C’è una bella dimora di campagna e una famiglia che bella non è. E’ angosciata dalla malattia nervosa della madre che - vera o presunta - destabilizza tutti. Sia il marito Jean, uomo debole assoggettato alla propria madre che vive nella fattoria e ne influenza gli umori e le scelte come l’ipotesi di venderla; sia il figlio maggiore Didier, giovane sensibile con qualità letterarie e isteria accresciuta dalle schizofrenie familiari; sia Martin il fratello undicenne che con gli occhi dell’infanzia assiste apparentemente impassibile alle nevrosi di tutti i componenti.
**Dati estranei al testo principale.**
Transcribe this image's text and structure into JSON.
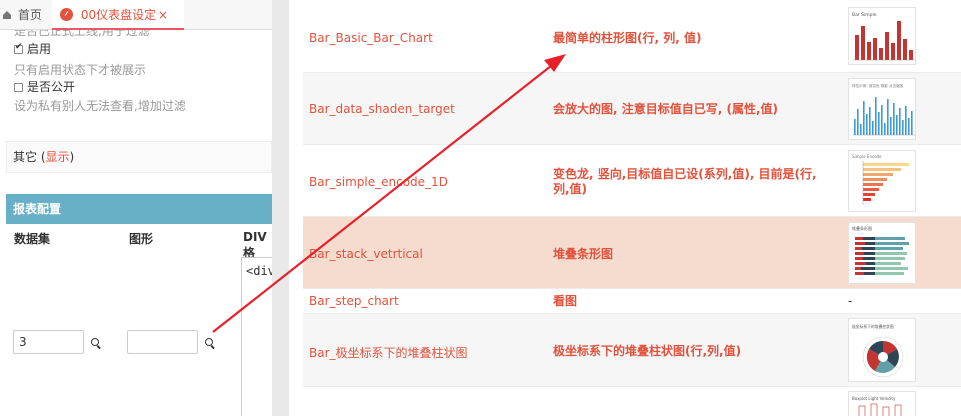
{
  "tabs": {
    "home_label": "首页",
    "dashboard_label": "00仪表盘设定",
    "close_glyph": "×"
  },
  "settings": {
    "truncated_hint": "是否已正式上线,用于过滤",
    "enable_label": "启用",
    "enable_hint": "只有启用状态下才被展示",
    "public_label": "是否公开",
    "public_hint": "设为私有别人无法查看,增加过滤"
  },
  "other": {
    "label": "其它 (",
    "link": "显示",
    "close": ")"
  },
  "report_config": {
    "title": "报表配置",
    "columns": [
      "数据集",
      "图形",
      "DIV格"
    ],
    "dataset_value": "3",
    "chart_value": "",
    "div_text": "<div"
  },
  "chart_list": [
    {
      "name": "Bar_Basic_Bar_Chart",
      "desc": "最简单的柱形图(行, 列, 值)",
      "thumb_title": "Bar Simple",
      "thumb": "bar-red"
    },
    {
      "name": "Bar_data_shaden_target",
      "desc": "会放大的图, 注意目标值自已写, (属性,值)",
      "thumb_title": "特性示例: 渐变色 阴影 点击缩放",
      "thumb": "bar-blue"
    },
    {
      "name": "Bar_simple_encode_1D",
      "desc": "变色龙, 竖向,目标值自已设(系列,值), 目前是(行,列,值)",
      "thumb_title": "Simple Encode",
      "thumb": "hbar-color"
    },
    {
      "name": "Bar_stack_vetrtical",
      "desc": "堆叠条形图",
      "thumb_title": "堆叠条形图",
      "thumb": "stack-bar"
    },
    {
      "name": "Bar_step_chart",
      "desc": "看图",
      "thumb_title": "-",
      "thumb": "none"
    },
    {
      "name": "Bar_极坐标系下的堆叠柱状图",
      "desc": "极坐标系下的堆叠柱状图(行,列,值)",
      "thumb_title": "极坐标系下的堆叠柱状图",
      "thumb": "polar"
    },
    {
      "name": "",
      "desc": "",
      "thumb_title": "Boxplot Light Velocity",
      "thumb": "box"
    }
  ],
  "colors": {
    "accent": "#e2523c",
    "header_blue": "#67b0c8",
    "highlight_row": "#f6dccf",
    "arrow": "#e8202a"
  }
}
L’unico elemento stabile, perno della precaria condizione generale, è la domestica marocchina Malika, che fa da madre ai ragazzi, assiste l’inferma e coi semplici ritmi del quotidiano (cucinare, lavare, accudire) offre un andamento regolare alla famiglia.

Basterebbe poco per godere della vita: attorno la campagna è meravigliosa, tranquilla e al tempo pulsante. Ma solo Martin, con l’anima candida dell’infanzia riesce a gioirne e a stupirsi. Certo il mondo ha sue dinamiche, può deludere e apparire duro, così Catherine che il piccolo frequentava per innocenti giochi, diventata signorina gli preferisce incontri con coetanei adolescenti.

Col fratello Didier ha un rapporto d’amore-odio, ne subisce il fascino dell’età adulta ma ne viene colpito da scostanza, nevrosi e dai fumi dell’alcol che ormai annebbiano il primogenito. Gli unici momenti d’affetto fra i fratelli ruotano attorno alla riflessione della propria infelicità così simile alle storie di David Copperfield che Didier legge a Martin. L’altro affetto il piccolo lo riversa sul micio di casa Mistigri prima che questi venga investito e ucciso da un ubriaco Didier.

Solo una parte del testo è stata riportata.